Integrating Kubernetes with Escape's Inventory enables discovery of services running on your Kubernetes clusters.

Discovered resources

Escape discovers and monitors: - Services - Ingresses

Discovered services are analyzed to identify APIs and displayed in the services section of the inventory.

Configuration

Enable the Kubernetes integration by setting up a Private Location as a Kubernetes deployment.

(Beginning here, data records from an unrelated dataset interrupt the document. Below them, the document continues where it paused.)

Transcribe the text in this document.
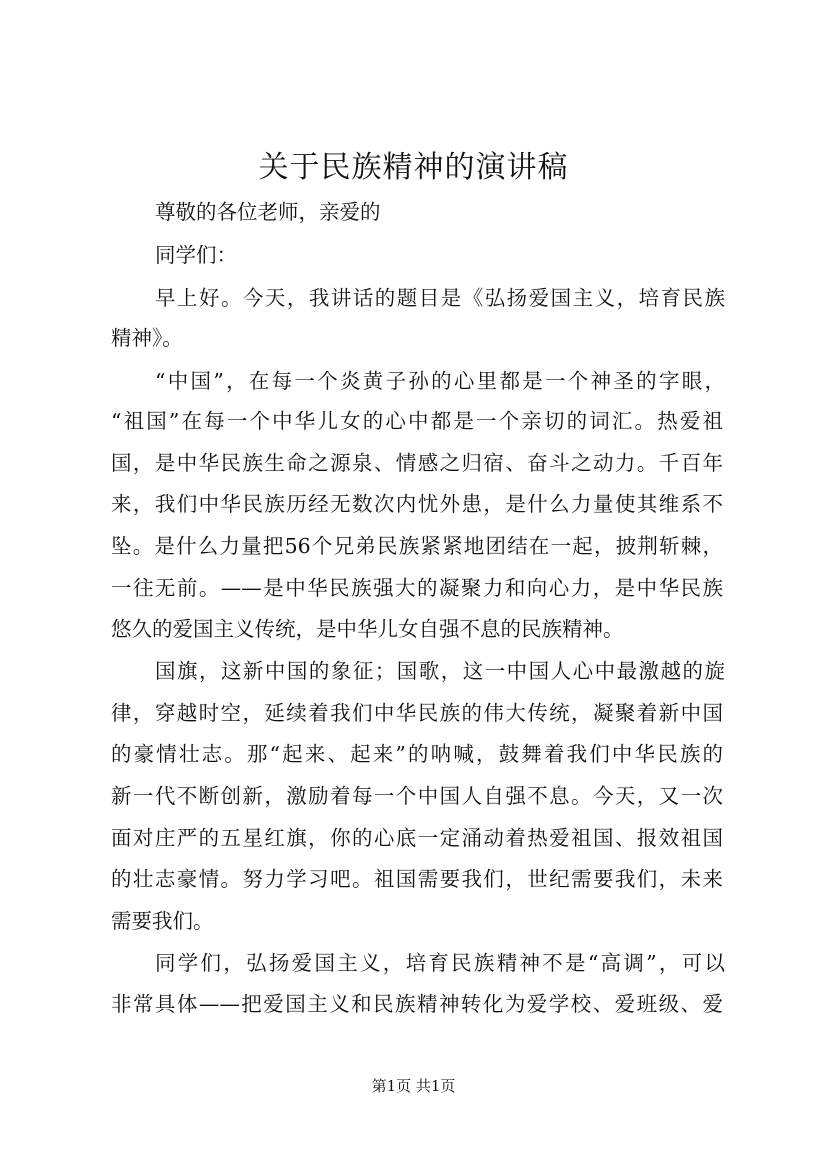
关于民族精神的演讲稿

尊敬的各位老师，亲爱的

同学们：

早上好。今天，我讲话的题目是《弘扬爱国主义，培育民族

精神》。

“中国”，在每一个炎黄子孙的心里都是一个神圣的字眼，

“祖国”在每一个中华儿女的心中都是一个亲切的词汇。热爱祖

国，是中华民族生命之源泉、情感之归宿、奋斗之动力。千百年

来，我们中华民族历经无数次内忧外患，是什么力量使其维系不

坠。是什么力量把56个兄弟民族紧紧地团结在一起，披荆斩棘，

一往无前。——是中华民族强大的凝聚力和向心力，是中华民族

悠久的爱国主义传统，是中华儿女自强不息的民族精神。

国旗，这新中国的象征；国歌，这一中国人心中最激越的旋

律，穿越时空，延续着我们中华民族的伟大传统，凝聚着新中国

的豪情壮志。那“起来、起来”的呐喊，鼓舞着我们中华民族的

新一代不断创新，激励着每一个中国人自强不息。今天，又一次

面对庄严的五星红旗，你的心底一定涌动着热爱祖国、报效祖国

的壮志豪情。努力学习吧。祖国需要我们，世纪需要我们，未来

需要我们。

同学们，弘扬爱国主义，培育民族精神不是“高调”，可以

非常具体——把爱国主义和民族精神转化为爱学校、爱班级、爱

第1页 共1页
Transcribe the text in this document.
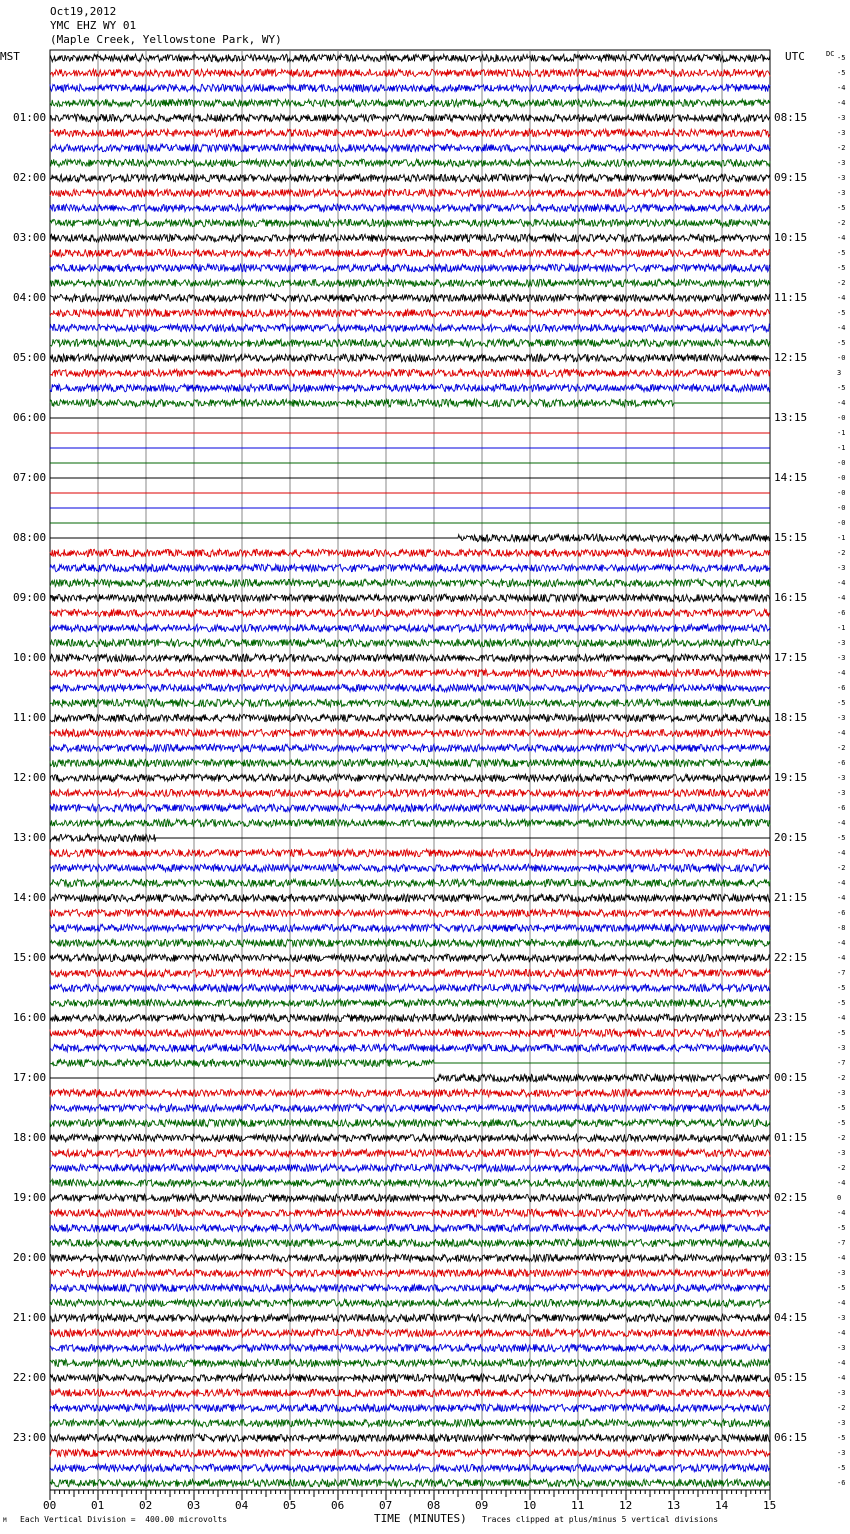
Oct19,2012
YMC EHZ WY 01
(Maple Creek, Yellowstone Park, WY)
MST	UTC	DC
01:00
02:00
03:00
04:00
05:00
06:00
07:00
08:00
09:00
10:00
11:00
12:00
13:00
14:00
15:00
16:00
17:00
18:00
19:00
20:00
21:00
22:00
23:00
08:15
09:15
10:15
11:15
12:15
13:15
14:15
15:15
16:15
17:15
18:15
19:15
20:15
21:15
22:15
23:15
00:15
01:15
02:15
03:15
04:15
05:15
06:15
-5
-5
-4
-4
-3
-3
-2
-3
-3
-3
-5
-2
-4
-5
-5
-2
-4
-5
-4
-5
-0
3
-5
-4
-0
-1
-1
-0
-0
-0
-0
-0
-1
-2
-3
-4
-4
-6
-1
-3
-3
-4
-6
-5
-3
-4
-2
-6
-3
-3
-6
-4
-5
-4
-2
-4
-4
-6
-8
-4
-4
-7
-5
-5
-4
-5
-3
-7
-2
-3
-5
-5
-2
-3
-2
-4
0
-4
-5
-7
-4
-3
-5
-4
-3
-4
-3
-4
-4
-3
-2
-3
-5
-3
-5
-6
00	01	02	03	04	05	06	07	08	09	10	11	12	13	14	15
M Each Vertical Division =  400.00 microvolts	TIME (MINUTES) Traces clipped at plus/minus 5 vertical divisions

Create a Service Account and ClusterRoleBinding to grant access to cluster resources:

Here is the sample YAML to create these authorizations (replace default with your target namespace):

---
apiVersion: v1
kind: ServiceAccount
metadata:
  name: escape-repeater
  namespace: default
---
apiVersion: rbac.authorization.k8s.io/v1
kind: ClusterRole
metadata:
  name: escape-repeater
rules:
  - apiGroups: [""]
    resources: ["namespaces"]
    verbs: ["get", "list"]
  - apiGroups: [""]
    resources: ["services"]
    verbs: ["get", "list"]
  - apiGroups: ["networking.k8s.io"]
    resources: ["ingresses"]
    verbs: ["get", "list"]
---
apiVersion: rbac.authorization.k8s.io/v1
kind: ClusterRoleBinding
metadata:
  name: escape-repeater
subjects:
  - kind: ServiceAccount
    name: escape-repeater
    namespace: default # the namespace where the ServiceAccount is created
roleRef:
  kind: ClusterRole
  name: escape-repeater
  apiGroup: rbac.authorization.k8s.io

Finally, add serviceAccountName: escape-repeater to the spec section of your deployment to bind the Service Account to the pod.